Was sich sonst im Saal tat, beeindruckte Tyrone wenig. Er übersah die Juwelen behangenen Ehefrauen ebenso wie ihre freizügig dekolletierten Töchter. Würdenträger flanierten an seiner Loge vorbei, elegante Triefaugen, schmalzlockige Tenöre, auch emigrierter europäischer Hochadel war darunter, außerdem das Geschmeiß reicher Emporkömmlinge, die bei solchen Anlässen nie fehlten.
Ein Mann fiel Tyrone nicht zum ersten Mal auf. Schon im Casino hatte er diesen Gentleman beobachtet. Mitte vierzig, kurz geschnittenes schwarzes Haar mit ergrauten Schläfen. Sein Frack saß wie angegossen, seine Haut war gebräunt. Entspannt schlenderte er zwischen den Gästen umher.
Gary Stewart mischte sich unter das Publikum. Nicht als Hotelgast machte er heute die Runde, sondern als ehemaliger Juwelendieb, der weniger die Frauen betrachtete, sondern ihren Schmuck. Stewart lief an dem endlos scheinenden Büfett vorbei, wo der Küchenchef und seine Helfer die Platten stets neu arrangierten.

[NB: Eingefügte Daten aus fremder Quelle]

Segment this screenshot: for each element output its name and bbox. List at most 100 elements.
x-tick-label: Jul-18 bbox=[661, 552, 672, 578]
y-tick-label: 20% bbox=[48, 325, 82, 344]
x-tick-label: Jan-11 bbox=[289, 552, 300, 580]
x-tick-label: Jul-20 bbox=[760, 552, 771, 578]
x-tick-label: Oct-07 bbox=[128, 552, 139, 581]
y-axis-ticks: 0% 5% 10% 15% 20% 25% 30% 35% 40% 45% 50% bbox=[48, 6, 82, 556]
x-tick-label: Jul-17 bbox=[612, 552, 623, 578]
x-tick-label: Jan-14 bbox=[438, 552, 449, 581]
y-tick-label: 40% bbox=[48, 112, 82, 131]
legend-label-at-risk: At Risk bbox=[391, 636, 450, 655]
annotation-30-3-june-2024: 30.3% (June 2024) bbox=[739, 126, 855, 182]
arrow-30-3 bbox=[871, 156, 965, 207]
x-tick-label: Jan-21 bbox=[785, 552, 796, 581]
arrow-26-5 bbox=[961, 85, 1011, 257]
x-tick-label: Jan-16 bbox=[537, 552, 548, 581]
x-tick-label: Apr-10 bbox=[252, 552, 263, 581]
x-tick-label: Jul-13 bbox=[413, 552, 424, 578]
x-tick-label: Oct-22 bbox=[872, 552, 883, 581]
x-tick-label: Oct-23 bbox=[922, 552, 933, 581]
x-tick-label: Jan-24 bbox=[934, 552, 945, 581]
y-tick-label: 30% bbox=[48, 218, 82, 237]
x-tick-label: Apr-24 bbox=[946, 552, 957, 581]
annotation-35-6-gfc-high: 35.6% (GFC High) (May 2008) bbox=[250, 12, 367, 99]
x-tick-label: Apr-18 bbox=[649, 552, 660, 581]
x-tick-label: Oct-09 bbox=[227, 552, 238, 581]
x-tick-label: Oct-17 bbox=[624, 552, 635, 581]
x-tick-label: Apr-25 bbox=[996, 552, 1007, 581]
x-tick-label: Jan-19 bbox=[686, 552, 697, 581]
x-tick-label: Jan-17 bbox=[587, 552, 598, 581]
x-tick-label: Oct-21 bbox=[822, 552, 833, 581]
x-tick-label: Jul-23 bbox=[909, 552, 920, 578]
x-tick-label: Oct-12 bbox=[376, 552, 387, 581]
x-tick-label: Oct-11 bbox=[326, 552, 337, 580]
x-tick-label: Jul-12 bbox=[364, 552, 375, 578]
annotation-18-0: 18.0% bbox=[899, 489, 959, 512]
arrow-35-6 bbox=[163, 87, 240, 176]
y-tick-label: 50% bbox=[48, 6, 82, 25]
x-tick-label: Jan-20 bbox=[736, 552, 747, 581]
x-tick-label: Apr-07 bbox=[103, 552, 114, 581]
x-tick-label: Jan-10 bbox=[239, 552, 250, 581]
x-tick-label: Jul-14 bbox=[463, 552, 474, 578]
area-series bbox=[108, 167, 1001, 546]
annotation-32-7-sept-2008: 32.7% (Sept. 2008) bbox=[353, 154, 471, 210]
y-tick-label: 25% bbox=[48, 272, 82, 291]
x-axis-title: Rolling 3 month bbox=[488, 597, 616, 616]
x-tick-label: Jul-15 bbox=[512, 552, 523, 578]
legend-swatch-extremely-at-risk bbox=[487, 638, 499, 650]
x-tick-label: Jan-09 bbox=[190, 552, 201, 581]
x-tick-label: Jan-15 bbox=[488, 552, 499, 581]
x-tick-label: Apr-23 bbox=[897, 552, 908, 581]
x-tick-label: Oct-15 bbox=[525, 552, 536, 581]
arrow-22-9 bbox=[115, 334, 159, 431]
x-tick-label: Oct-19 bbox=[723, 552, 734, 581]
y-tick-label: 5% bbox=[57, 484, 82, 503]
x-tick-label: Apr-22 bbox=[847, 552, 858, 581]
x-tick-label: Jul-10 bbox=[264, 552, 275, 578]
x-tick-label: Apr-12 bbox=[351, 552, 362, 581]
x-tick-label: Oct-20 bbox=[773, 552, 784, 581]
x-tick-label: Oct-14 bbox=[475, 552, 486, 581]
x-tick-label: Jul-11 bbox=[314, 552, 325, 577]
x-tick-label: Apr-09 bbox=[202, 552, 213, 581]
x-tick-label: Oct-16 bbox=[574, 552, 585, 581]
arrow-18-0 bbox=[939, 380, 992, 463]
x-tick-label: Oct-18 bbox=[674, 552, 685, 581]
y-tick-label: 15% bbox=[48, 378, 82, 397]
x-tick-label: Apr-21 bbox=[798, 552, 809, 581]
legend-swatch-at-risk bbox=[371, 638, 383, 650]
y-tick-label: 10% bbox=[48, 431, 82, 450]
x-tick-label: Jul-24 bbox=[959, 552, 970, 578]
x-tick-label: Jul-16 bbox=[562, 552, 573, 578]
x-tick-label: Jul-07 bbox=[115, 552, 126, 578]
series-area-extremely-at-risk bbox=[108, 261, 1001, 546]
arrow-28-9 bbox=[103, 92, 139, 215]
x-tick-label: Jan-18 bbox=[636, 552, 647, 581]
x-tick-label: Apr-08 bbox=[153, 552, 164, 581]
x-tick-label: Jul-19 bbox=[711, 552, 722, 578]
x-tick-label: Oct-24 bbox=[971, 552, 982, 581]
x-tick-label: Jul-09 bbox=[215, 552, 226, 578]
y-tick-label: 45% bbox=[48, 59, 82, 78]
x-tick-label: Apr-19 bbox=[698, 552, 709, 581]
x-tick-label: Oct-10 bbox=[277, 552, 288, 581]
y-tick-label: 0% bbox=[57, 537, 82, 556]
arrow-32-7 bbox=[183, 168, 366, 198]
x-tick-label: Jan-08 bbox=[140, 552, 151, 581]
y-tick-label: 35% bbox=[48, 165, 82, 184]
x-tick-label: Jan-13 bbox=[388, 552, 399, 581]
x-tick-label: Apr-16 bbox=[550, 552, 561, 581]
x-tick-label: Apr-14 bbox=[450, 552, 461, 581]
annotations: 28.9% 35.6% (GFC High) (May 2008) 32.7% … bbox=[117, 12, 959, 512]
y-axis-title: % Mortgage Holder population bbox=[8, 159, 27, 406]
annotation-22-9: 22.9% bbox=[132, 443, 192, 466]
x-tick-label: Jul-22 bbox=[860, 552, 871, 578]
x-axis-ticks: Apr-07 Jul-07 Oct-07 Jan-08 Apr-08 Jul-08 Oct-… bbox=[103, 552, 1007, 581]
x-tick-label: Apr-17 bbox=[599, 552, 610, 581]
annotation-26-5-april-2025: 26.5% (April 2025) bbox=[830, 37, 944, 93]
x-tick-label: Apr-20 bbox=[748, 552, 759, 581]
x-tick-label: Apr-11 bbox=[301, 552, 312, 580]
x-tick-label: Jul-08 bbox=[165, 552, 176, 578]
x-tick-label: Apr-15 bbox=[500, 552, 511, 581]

Der Krieg lag erst ein Jahr zurück, die Versorgungslage ließ noch zu wünschen übrig. Maître Dryden war diesem Umstand mit Phantasie begegnet. Statt Riesengarnelen gab es Schwarzwurzeln im Teigmantel. Das Roastbeef wurde in so hauchdünne Scheiben geschnitten, dass man übersah, wie klein die Portionen waren. Dank einer überraschenden Schiffsladung aus der Karibik freute sich Dryden, garnierte Ananasspieße servieren zu können.
Stewart bewunderte die Kostüme des Fin de siècle, all das Geraffte und Gesteppte, die Spitzenzauberei, den Seidenschimmer. Er spähte hinter verführerisch hochgehaltene Fächer, erkannte trotz reich verzierter Masken die Augen mancher Dame und taxierte deren Geschmeide. Diamanten, Rubine und Smaragde stellten die häufigsten Edelsteine dar. Doch es gab auch feurige Hyazinthe, roten Beryll oder Geschmeide aus Opal und Bernstein.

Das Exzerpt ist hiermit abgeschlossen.